Clearly, EMC has already made significant strides to centralize its management strategy on the infrastructure management side. But it now needs to deliver an uber-management platform that sets up policies on the various elements of content lifecycles. Stay tuned here, because I believe they are headed in this direction over the next couple of years. What moves do you anticipate EMC will make to centralize its management strategy given the changes in the number of applications it will now offer?
The moves have already been made. EMC is chanting the Information Lifecycle Management mantra. That has the net effect of centralizing its management strategy from both the infrastructure and data management perspectives. I think its coming approach to storage fabric-based intelligence will also carry the same theme. What can customers do to prepare for this new focus by EMC?

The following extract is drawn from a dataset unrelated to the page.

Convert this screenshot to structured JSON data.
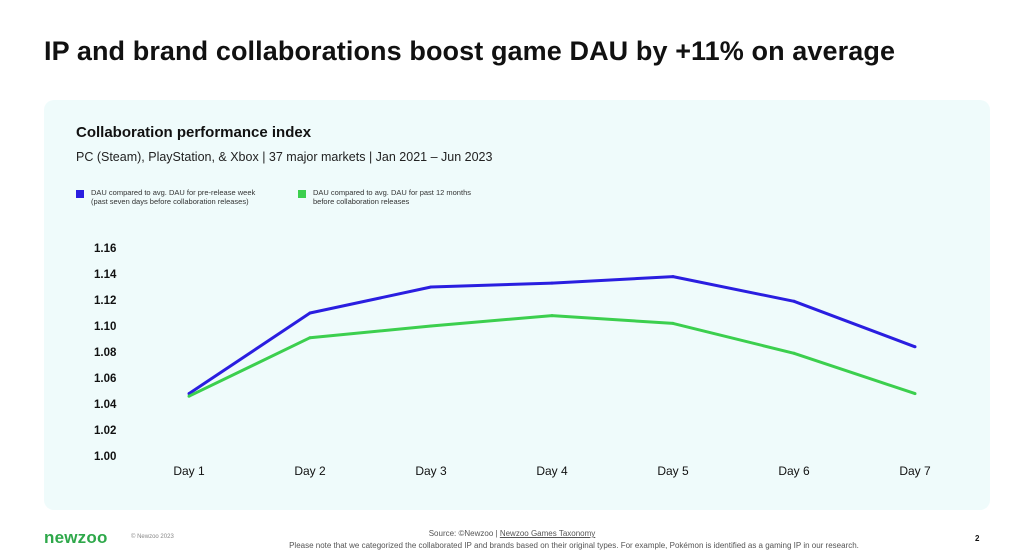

Nothing. Users should realize that storage for storage['s] sake is useless. It's all about the data. Those users [who] are both EMC and Documentum customers should see benefit: Dealing with one company vs. two. Do you have any predictions on other vendors possibly moving into the content management space?
Of the "Big Iron" storage vendors, IBM is already there. After that, there is potential for STK to go here as well. I don't see HDS here, however. On the other hand, you could think of vendors like Cisco offering intelligent switch platforms for content management apps. What can customers do to prepare for this new focus by EMC?
The new focus is ILM. To prepare for EMC's ILM, as an EMC customer, one must research. Do the due diligence. Ask questions. Understand the philosophy (Yes, ILM is a philosophy, as well as a process, as well as an architecture.) See if the story is coherent. See if it resonates. What can customers do to prepare for this new focus by EMC?
Get educated. Determine your own data classifications and content requirements that take into consideration any document retention requirements, compliance, risk management, as well as how core corporate content is handled. Then determine what requirements are needed going forward and start evaluating vendors on how they can help with this lengthy process. It will take some time - this is a pretty long process, but understanding your core requirements is a good first step. Do you have any predictions on other vendors possibly moving into the content management space?
People forget, but IBM is already in. Via IGS, they have done a ton of work bundling DB2, big iron, disk and their content management software very successfully. Do I think Sun will belly up? No. HP? Probably. You could look for an HP-FileNet acquisition. That would make sense to me. HDS or LSI? I don't think so. I think they are better off being pure-play storage guys.